Die 69-Jährige fühlte sich lange hilflos und noch länger unverstanden – im Bekanntenkreis und selbst in der Familie. Die 69-Jährige vermutet oft: „Die denken, ich simuliere das alles.“ Denn Morbus Sudeck kenne so gut wie niemand. So war es für die schmerzgeplagte Frau eine Erleichterung, in Bad Mergentheim andere Betroffene um sich zu haben und täglich Therapieangebote probieren zu können. Nach vier Wochen brauchte sie keine Schmerzmittel mehr und ihre Hand war viel beweglicher. Positiv für ihre Genesung sei auch die frühe Physio- und Ergotherapie in Esslingen gewesen, bescheinigten ihr die Ärzte in Bad Mergentheim.
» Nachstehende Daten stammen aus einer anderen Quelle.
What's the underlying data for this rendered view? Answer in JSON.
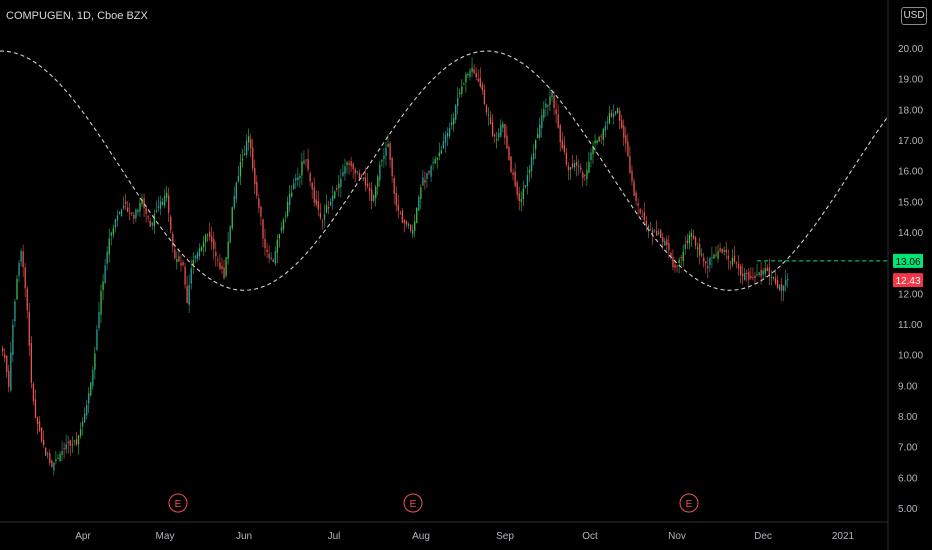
{
  "header": {
    "symbol": "COMPUGEN",
    "timeframe": "1D",
    "exchange": "Cboe BZX",
    "currency": "USD"
  },
  "colors": {
    "background": "#000000",
    "up": "#26a69a",
    "up_bright": "#3fbf45",
    "down": "#ef5350",
    "axis_text": "#b2b5be",
    "cycle": "#cfcfcf",
    "current_price_bg": "#00e676",
    "last_close_bg": "#f23645"
  },
  "chart_data": {
    "type": "candlestick",
    "title": "COMPUGEN, 1D, Cboe BZX",
    "y_ticks": [
      5,
      6,
      7,
      8,
      9,
      10,
      11,
      12,
      13,
      14,
      15,
      16,
      17,
      18,
      19,
      20
    ],
    "ylim": [
      4.7,
      20.8
    ],
    "x_tick_labels": [
      "Apr",
      "May",
      "Jun",
      "Jul",
      "Aug",
      "Sep",
      "Oct",
      "Nov",
      "Dec",
      "2021"
    ],
    "price_tags": [
      {
        "label": "13.06",
        "value": 13.06,
        "kind": "current"
      },
      {
        "label": "12.43",
        "value": 12.43,
        "kind": "last_close"
      }
    ],
    "earnings_markers": [
      {
        "label": "E",
        "month": "May"
      },
      {
        "label": "E",
        "month": "Aug"
      },
      {
        "label": "E",
        "month": "Nov"
      }
    ],
    "cycle_overlay": {
      "style": "dashed",
      "peak": 19.9,
      "trough": 12.1
    },
    "close_path": [
      [
        0,
        10.2
      ],
      [
        3,
        9.0
      ],
      [
        5,
        11.0
      ],
      [
        7,
        12.5
      ],
      [
        9,
        13.5
      ],
      [
        12,
        11.5
      ],
      [
        14,
        9.0
      ],
      [
        16,
        8.0
      ],
      [
        20,
        7.0
      ],
      [
        24,
        6.4
      ],
      [
        28,
        6.8
      ],
      [
        32,
        7.0
      ],
      [
        36,
        7.2
      ],
      [
        40,
        8.0
      ],
      [
        44,
        9.5
      ],
      [
        48,
        12.0
      ],
      [
        52,
        13.8
      ],
      [
        56,
        14.6
      ],
      [
        60,
        14.8
      ],
      [
        64,
        14.5
      ],
      [
        68,
        15.0
      ],
      [
        72,
        14.2
      ],
      [
        76,
        14.8
      ],
      [
        80,
        15.2
      ],
      [
        84,
        13.2
      ],
      [
        88,
        12.8
      ],
      [
        90,
        11.6
      ],
      [
        92,
        12.8
      ],
      [
        96,
        13.5
      ],
      [
        100,
        14.0
      ],
      [
        104,
        13.2
      ],
      [
        108,
        12.6
      ],
      [
        112,
        14.8
      ],
      [
        116,
        16.2
      ],
      [
        120,
        17.1
      ],
      [
        124,
        15.2
      ],
      [
        128,
        13.5
      ],
      [
        132,
        13.0
      ],
      [
        136,
        14.2
      ],
      [
        140,
        15.2
      ],
      [
        144,
        15.8
      ],
      [
        148,
        16.5
      ],
      [
        152,
        15.0
      ],
      [
        156,
        14.5
      ],
      [
        160,
        15.0
      ],
      [
        164,
        15.6
      ],
      [
        168,
        16.2
      ],
      [
        172,
        16.0
      ],
      [
        176,
        15.8
      ],
      [
        180,
        15.0
      ],
      [
        184,
        16.2
      ],
      [
        188,
        16.8
      ],
      [
        192,
        14.8
      ],
      [
        196,
        14.3
      ],
      [
        200,
        14.0
      ],
      [
        204,
        15.5
      ],
      [
        208,
        16.0
      ],
      [
        212,
        16.5
      ],
      [
        216,
        17.0
      ],
      [
        220,
        17.8
      ],
      [
        224,
        18.8
      ],
      [
        228,
        19.3
      ],
      [
        232,
        19.0
      ],
      [
        236,
        18.0
      ],
      [
        240,
        17.0
      ],
      [
        244,
        17.5
      ],
      [
        248,
        16.0
      ],
      [
        252,
        15.0
      ],
      [
        256,
        15.8
      ],
      [
        260,
        17.0
      ],
      [
        264,
        18.0
      ],
      [
        268,
        18.5
      ],
      [
        272,
        17.0
      ],
      [
        276,
        16.0
      ],
      [
        280,
        16.2
      ],
      [
        284,
        15.8
      ],
      [
        288,
        16.8
      ],
      [
        292,
        17.2
      ],
      [
        296,
        17.8
      ],
      [
        300,
        18.0
      ],
      [
        304,
        16.8
      ],
      [
        308,
        15.2
      ],
      [
        312,
        14.6
      ],
      [
        316,
        14.0
      ],
      [
        320,
        14.0
      ],
      [
        324,
        13.5
      ],
      [
        328,
        12.8
      ],
      [
        332,
        13.4
      ],
      [
        336,
        14.0
      ],
      [
        340,
        13.2
      ],
      [
        344,
        13.0
      ],
      [
        348,
        13.4
      ],
      [
        352,
        13.3
      ],
      [
        356,
        13.1
      ],
      [
        360,
        12.7
      ],
      [
        364,
        12.5
      ],
      [
        368,
        12.6
      ],
      [
        372,
        12.8
      ],
      [
        376,
        12.4
      ],
      [
        380,
        12.1
      ],
      [
        383,
        12.43
      ]
    ]
  }
}
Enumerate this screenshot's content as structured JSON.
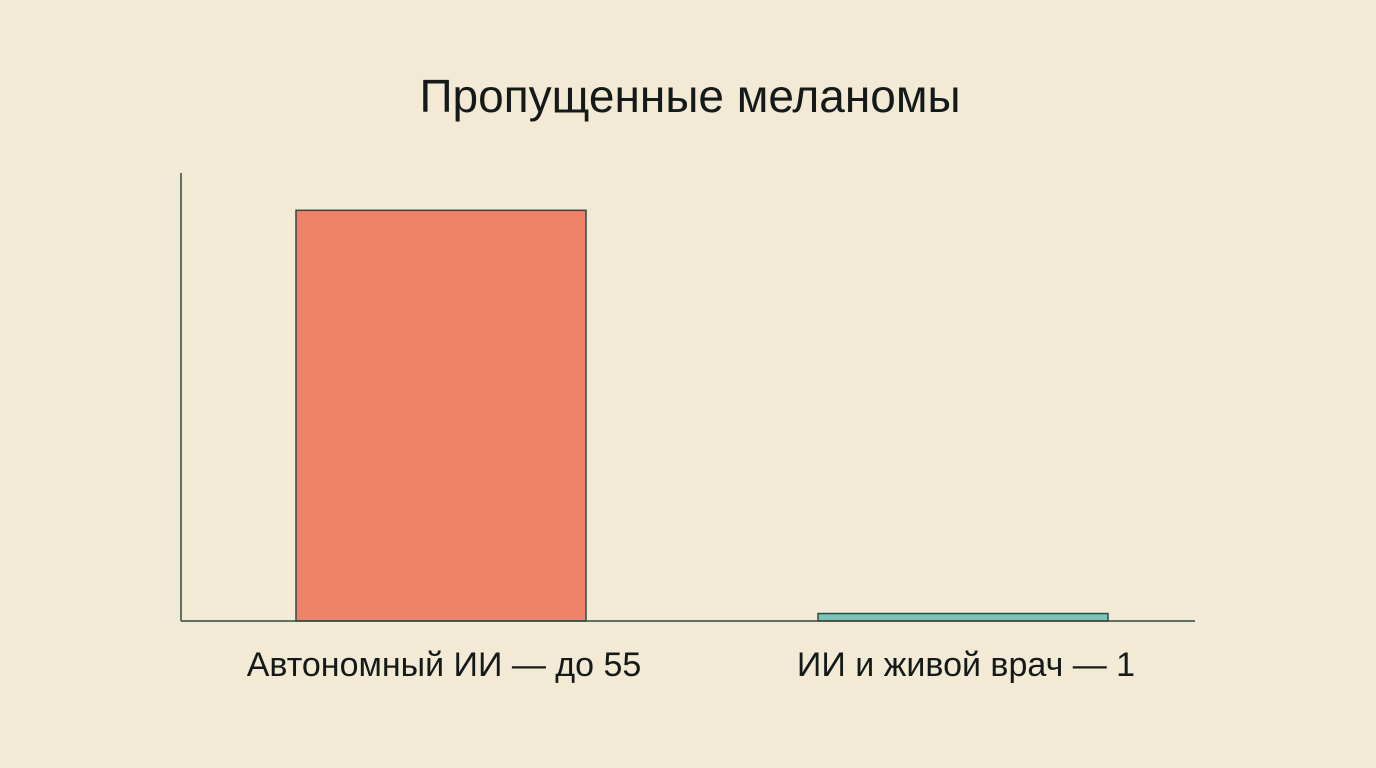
{
  "chart_data": {
    "type": "bar",
    "title": "Пропущенные меланомы",
    "categories": [
      "Автономный ИИ — до 55",
      "ИИ и живой врач — 1"
    ],
    "values": [
      55,
      1
    ],
    "colors": [
      "#f0826a",
      "#7cc4b8"
    ],
    "ylim": [
      0,
      60
    ]
  }
}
Letzter Ausweg: Amputation

Trotz allem habe sie ihr Leben nicht komplett umgestellt, sagt Denneler. „Ich bin ein fröhlicher Mensch und geh trotzdem aus.“ Doch das trifft nicht auf jeden Betroffenen zu, wie Dirk-Stefan Droste vom CRPS-Netzwerk deutlich macht. Viele zögen sich zurück, nicht selten wende sich der Freundeskreis ab oder es komme gar zur Trennung vom Partner. Der heute 46 Jahre alte Kölner CRPS-Patient hatte sich 2012 das linke Fersenbein gebrochen und war bald darauf auf einen Rollstuhl angewiesen. Trotz anhaltender Schmerzen galt er irgendwann für die Krankenkasse als austherapiert und finanzielle Probleme ließen nicht lange auf sich warten. „Man bekommt mit den Behörden Stress und mit den Krankenkassen, man muss um jede weitere Therapie kämpfen“, sagt er. Man habe Angst und irgendwann zeigten sich psychische Probleme. Auch im Umgang mit den Behörden ist ihm zufolge die geringe Aufklärung über CRPS ein Problem. „Man muss hartnäckig sein und die richtigen Berater haben.“

Dirk-Stefan Droste entschied sich für einen Weg, der anderen drastisch erscheinen mag. Er ließ sich den linken Unterschenkel amputieren. „Für mich war die Amputation der Weg aus dem Rollstuhl raus“, sagt der 46-Jährige. Er konnte wieder arbeiten. Doch der Sudeck sprang über auf den rechten Fuß. Droste ließ sich nach erfolglosen Therapieversuchen auch den rechten Unterschenkel amputieren und läuft seither mit zwei Beinprothesen. Für die Hände, beide mittlerweile ebenfalls betroffen, half eine Therapie mittels Elektroimpulsen durch einen implantierten Neurostimulator. Mittlerweile arbeitet der Kölner einige Stunden täglich, vier Tage die Woche, im Personalwesen. Er hat Glück mit seinem Arbeitgeber. Viele Wiedereinsteiger würden rausgemobbt, kritisiert Droste. Er kämpft dafür, dass Morbus Sudeck im Medizin-Studium, bei Behörden und in der Gesellschaft eine größere Rolle spielt. „Es darf gerne eine seltene Erkrankung bleiben, aber nicht länger eine unbekannte!“

Nie ganz wie vorher

„Ich weiß noch, wie sie mich an die Stange an der Wand geführt haben und ich meine Finger nicht darum legen konnte“, erinnert sich Birgit Denneler im Physiocentrum im Gespräch mit Stefan Rath. Noch immer macht sie dreimal täglich ihre Übungen zuhause. „Ich bin sehr diszipliniert“, sagt sie. Es scheint zu helfen. „Mittlerweile ist sie für uns wie andere Patienten“, sagt Rath. Jetzt sei der „Sudeck aus dem Kopf“ und man könne stärker die Beweglichkeit trainieren – auch wenn die Hand nie ganz wie vorher funktionieren werde. Ein wenig muss sich Denneler noch an ihre wiedererlangten Fähigkeiten gewöhnen. Noch immer nimmt sie instinktiv die linke, gesunde Hand, um eine Tür zu öffnen. Doch stundenweise sei sie schmerzfrei.